Measuring the human nature of our events
By Sophie Holt, Managing Director, Explori
Many event planners I speak with often struggle to demonstrate the value of their event programs to internal stakeholders. A persistent challenge arises when assessing how to measure the success of an international program comprising in-person and virtual meetings and events for their business.
Quantifying value and success can be challenging because events and data are seldom viewed as synonymous. Different events have different objectives, and no two meetings are ever alike. However, in a time when budgets and environmental impact are under scrutiny, it is fast becoming essential to quantify the human experience and influence our event programs have on delivering business goals.
The answer lies in having a deep understanding of our attendees’ journeys, objectives and behaviors—and adopting a customer-centric approach across our event teams and building a robust data strategy that centers around attendees in the decision-making process.
Because we organize events for our audiences, we believe we know our audiences. We engage with our communities daily, leading us to think that data cannot reveal anything beyond our existing knowledge.
Yet, there is a danger of mistaking anecdotes for data—it is a common human trait to place greater emphasis on emotive human stories—such as the experience of the angry sponsor at the organizer’s office, or the effusive email of a delighted speaker.
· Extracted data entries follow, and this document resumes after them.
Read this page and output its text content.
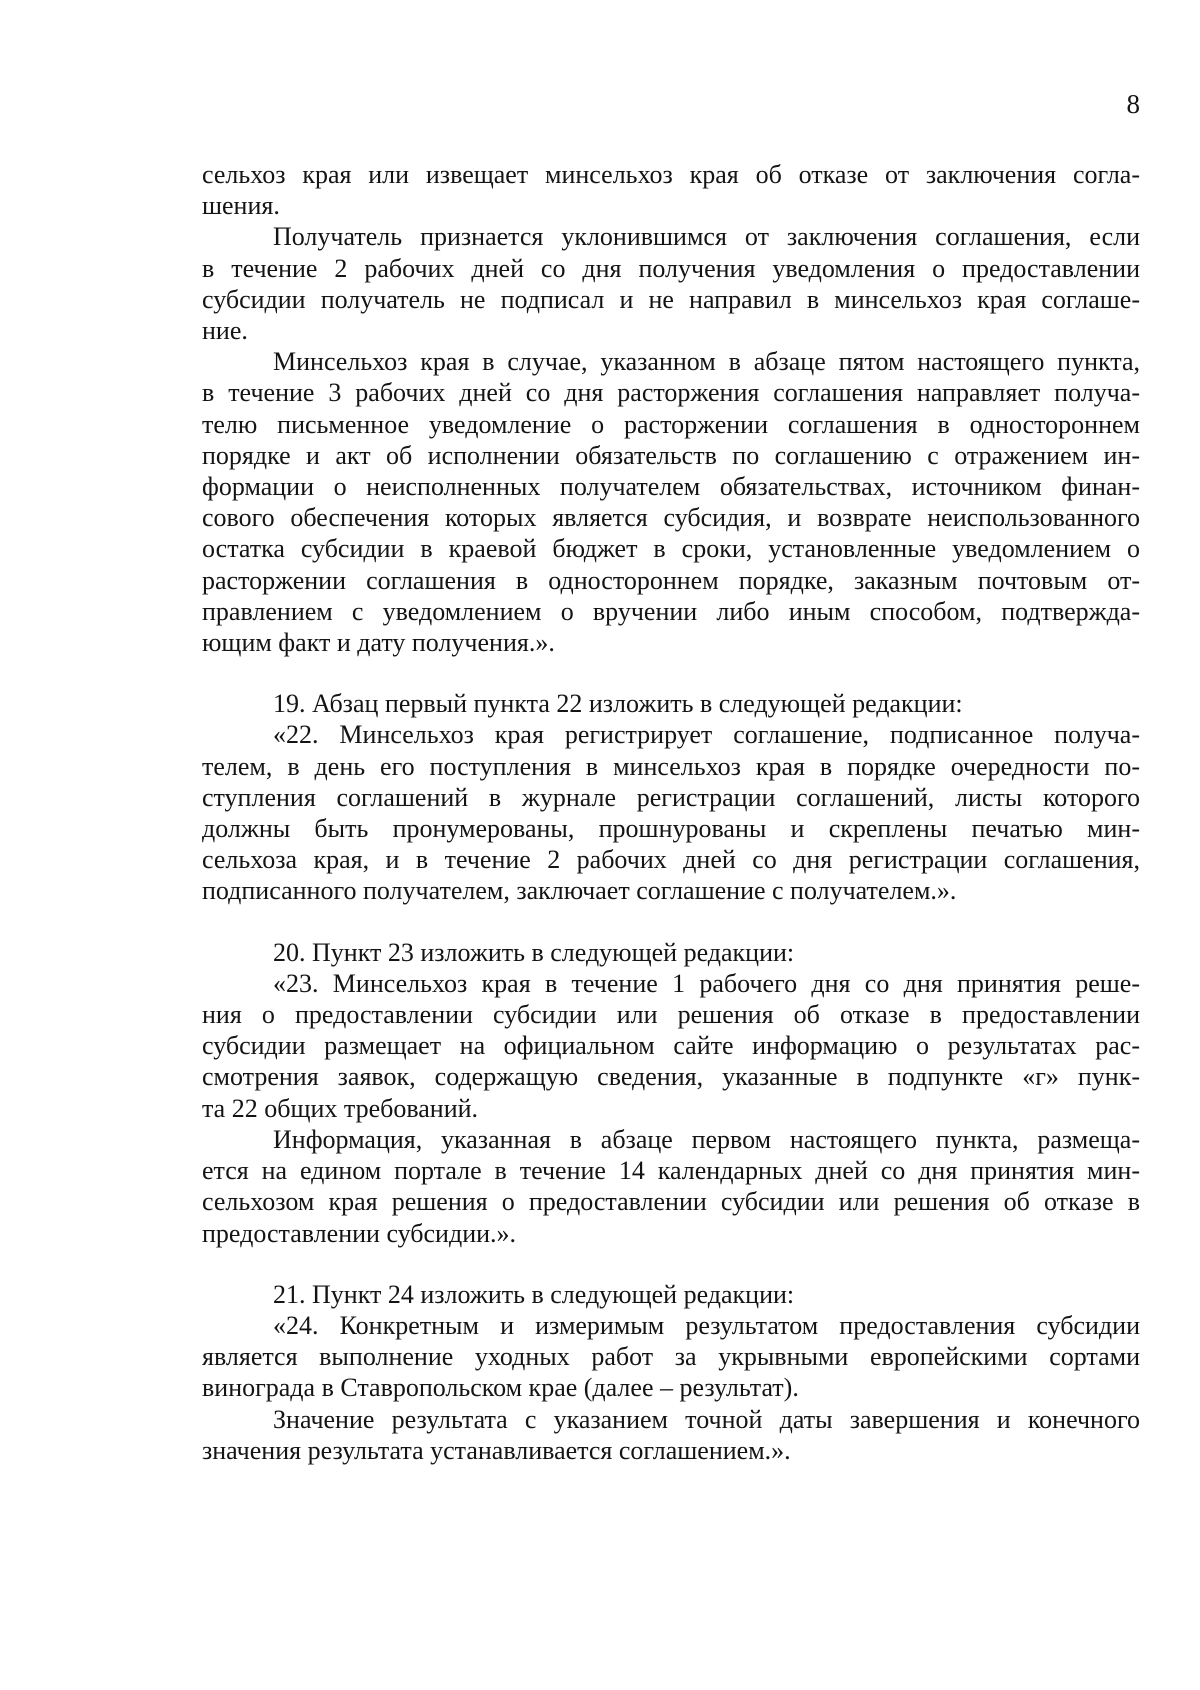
8

сельхоз края или извещает минсельхоз края об отказе от заключения согла-
шения.

Получатель признается уклонившимся от заключения соглашения, если
в течение 2 рабочих дней со дня получения уведомления о предоставлении
субсидии получатель не подписал и не направил в минсельхоз края соглаше-
ние.

Минсельхоз края в случае, указанном в абзаце пятом настоящего пункта,
в течение 3 рабочих дней со дня расторжения соглашения направляет получа-
телю письменное уведомление о расторжении соглашения в одностороннем
порядке и акт об исполнении обязательств по соглашению с отражением ин-
формации о неисполненных получателем обязательствах, источником финан-
сового обеспечения которых является субсидия, и возврате неиспользованного
остатка субсидии в краевой бюджет в сроки, установленные уведомлением о
расторжении соглашения в одностороннем порядке, заказным почтовым от-
правлением с уведомлением о вручении либо иным способом, подтвержда-
ющим факт и дату получения.».

19. Абзац первый пункта 22 изложить в следующей редакции:

«22. Минсельхоз края регистрирует соглашение, подписанное получа-
телем, в день его поступления в минсельхоз края в порядке очередности по-
ступления соглашений в журнале регистрации соглашений, листы которого
должны быть пронумерованы, прошнурованы и скреплены печатью мин-
сельхоза края, и в течение 2 рабочих дней со дня регистрации соглашения,
подписанного получателем, заключает соглашение с получателем.».

20. Пункт 23 изложить в следующей редакции:

«23. Минсельхоз края в течение 1 рабочего дня со дня принятия реше-
ния о предоставлении субсидии или решения об отказе в предоставлении
субсидии размещает на официальном сайте информацию о результатах рас-
смотрения заявок, содержащую сведения, указанные в подпункте «г» пунк-
та 22 общих требований.

Информация, указанная в абзаце первом настоящего пункта, размеща-
ется на едином портале в течение 14 календарных дней со дня принятия мин-
сельхозом края решения о предоставлении субсидии или решения об отказе в
предоставлении субсидии.».

21. Пункт 24 изложить в следующей редакции:

«24. Конкретным и измеримым результатом предоставления субсидии
является выполнение уходных работ за укрывными европейскими сортами
винограда в Ставропольском крае (далее – результат).

Значение результата с указанием точной даты завершения и конечного
значения результата устанавливается соглашением.».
Smart use of data can be a critical counterpoint to our lived experience, giving voice to the silent majority and surfacing previously hidden trends.
As people have become more discerning with their time and are looking for more curated experiences, the line between business and pleasure is much less defined. To deliver event experiences that resonate with attendees on multiple levels, we need a comprehensive 365-day data strategy that aligns with their ever-evolving preferences and expectations.